Read the paper before the fire. Thinking . . . . Listening to
the slow unfolding of the New Orleans Civic Symphony and for
some reason started thinking of Irene -- Maybe because Cherrie
asked me who it was that had painted the picture. He thought
Lawrence Jones had painted it.
I
began thinking where had she got the model from. The chair makes
me doubt that it was she, but I remembered that glass she had.
An unframed long, tall glass. I became suddenly struck with the
idea that she had been unusually persistent in wanting me to
take the picture. She said that she had a special reason for
wanting me to have it -- I believe -- but never said why.
Insisted upon my taking it one night, helped me to wrap it up.
The
body has always seemed vaguely familiar to me. Struck with the
idea, I went and took down the looking glass on the vanity,
placed it at an angle, my foot, huge and gigantic hit in the
middle of the bottom line of the picture.

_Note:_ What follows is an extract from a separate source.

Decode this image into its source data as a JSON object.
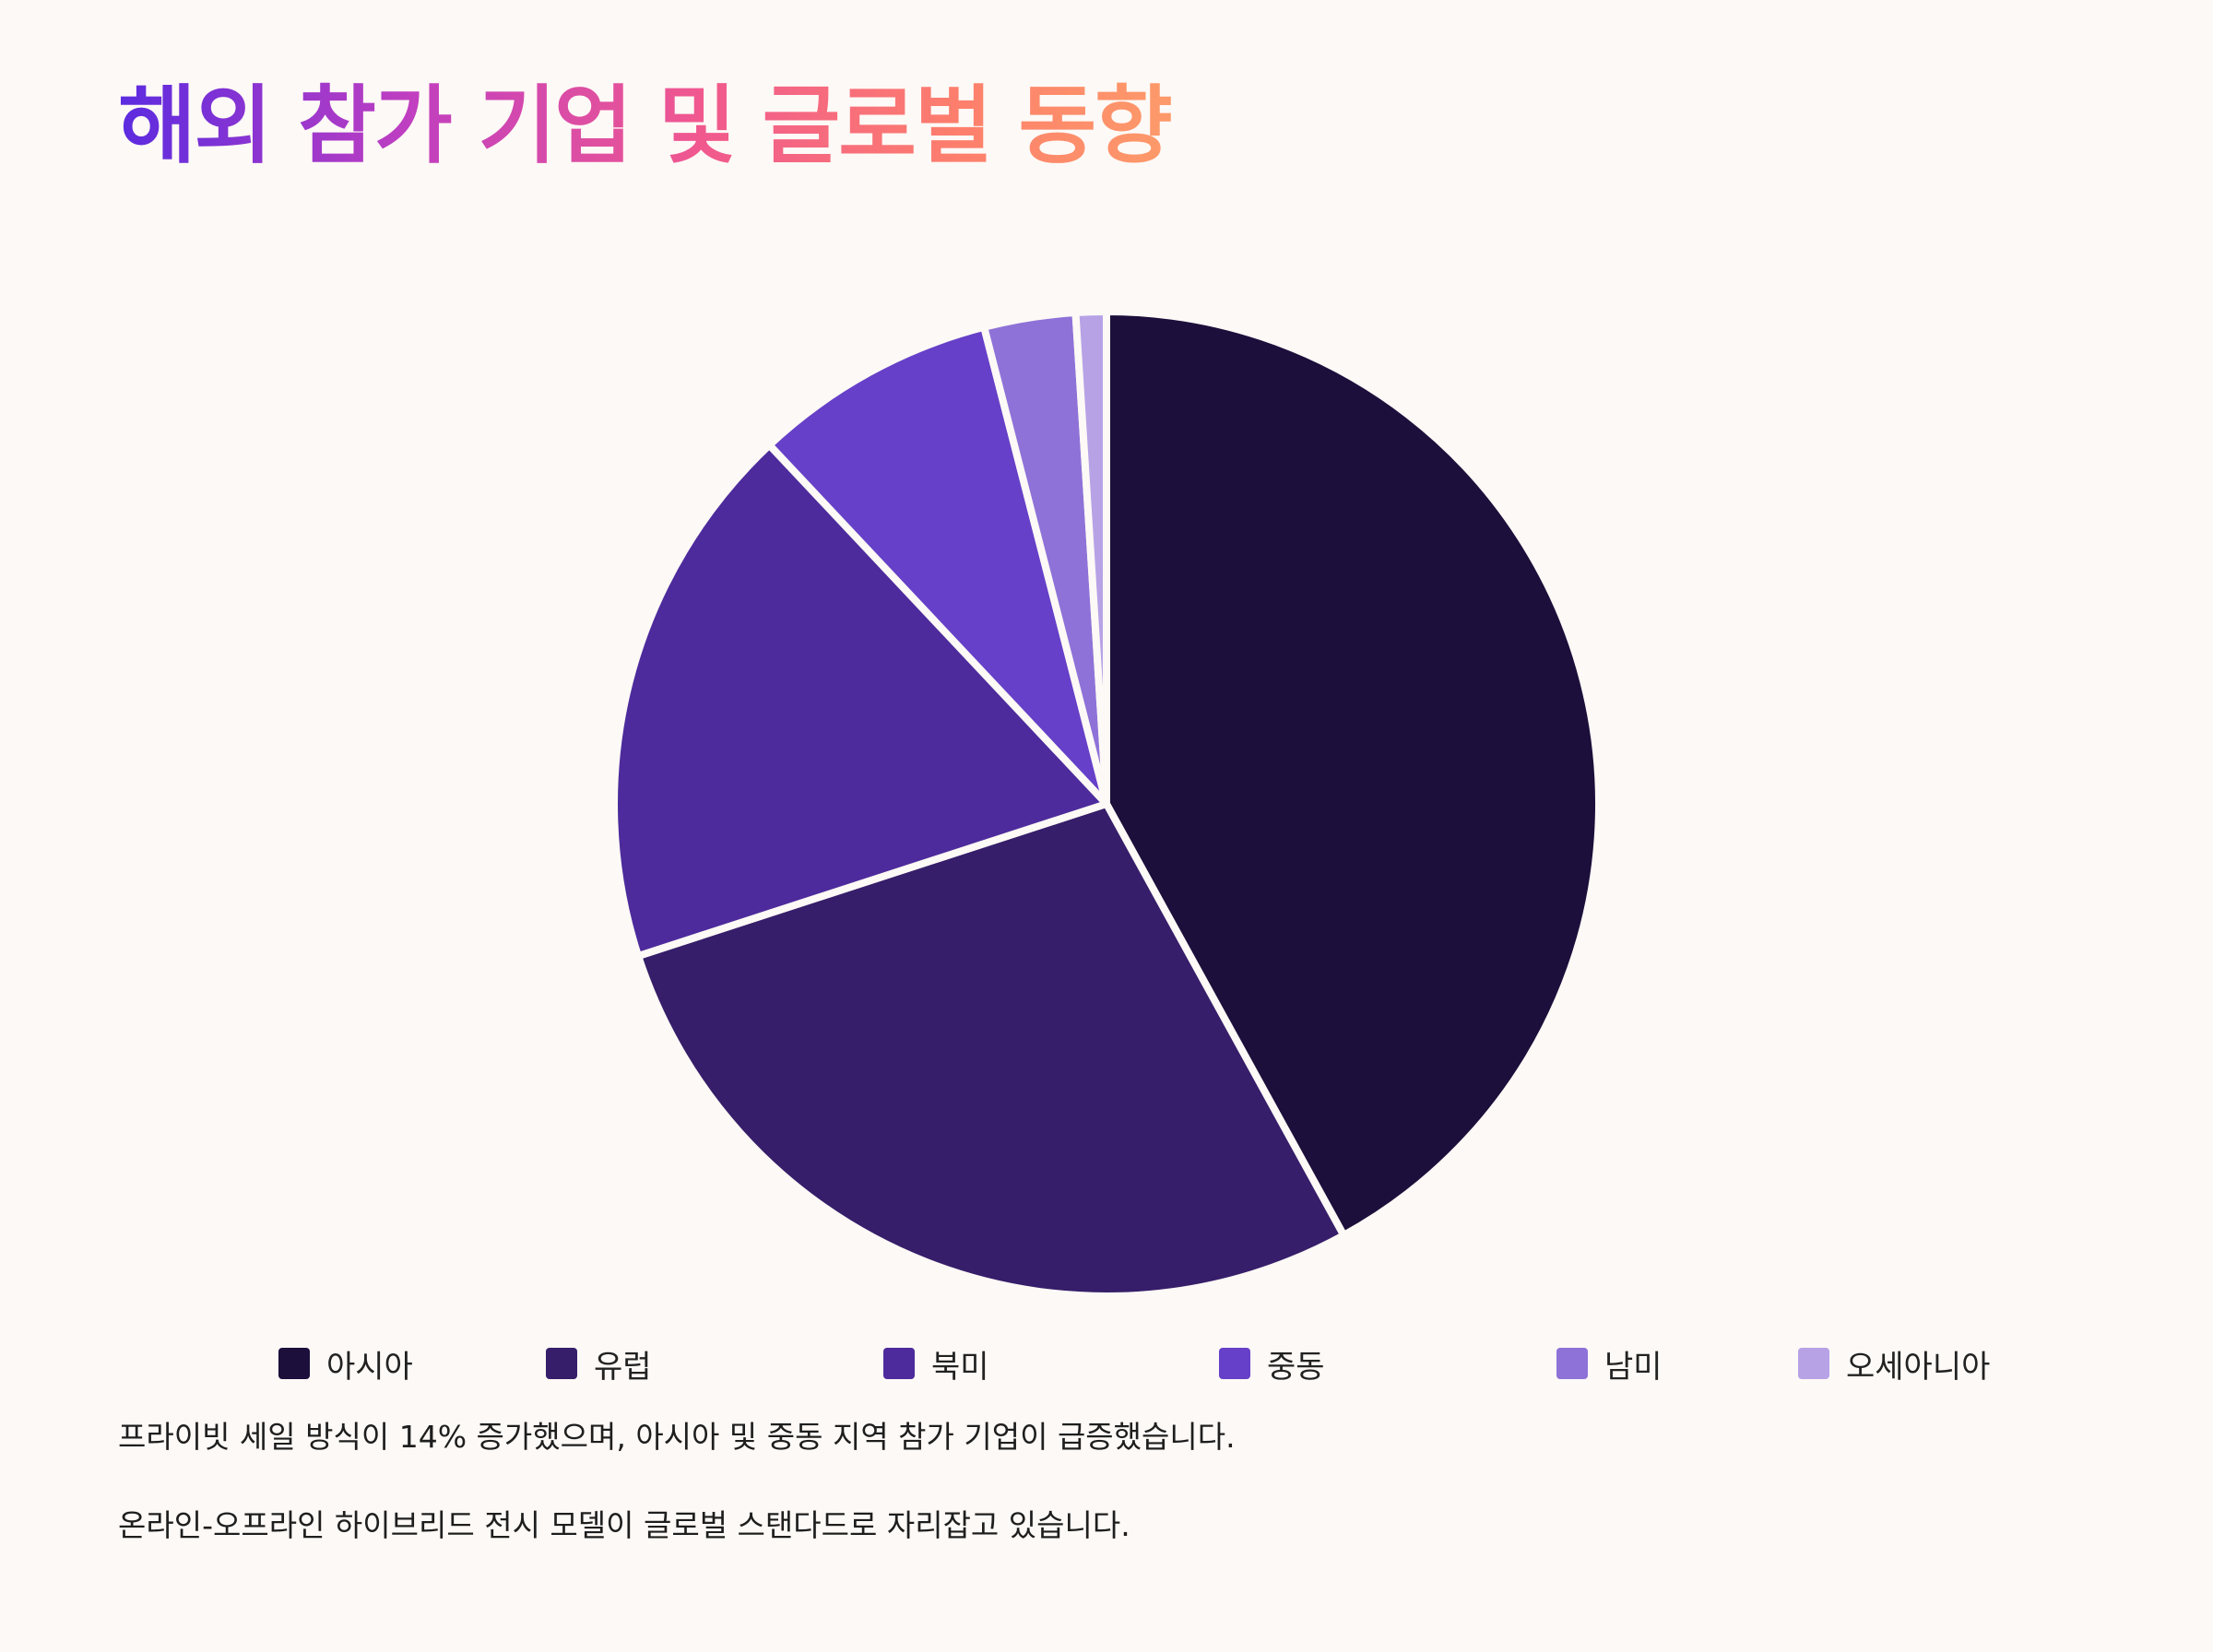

My knee seemed
muscular and prominent, my body seemed far removed from the
picture. My knee hit almost in the same position of my waist
that the picture seemed.
I
have little doubt now that it was a self-portrait and she used
the unframed mirror to put her body, dark, upon paper, that some
part of her might dwell in this house forever. When I looked and
compared the body with certain parts of her body, the hips, the
large legs, the belly, arms, and fingers, a feeling came over
me, and I dropped my head. "Last Tribute," I whispered, as I dropped my head before it.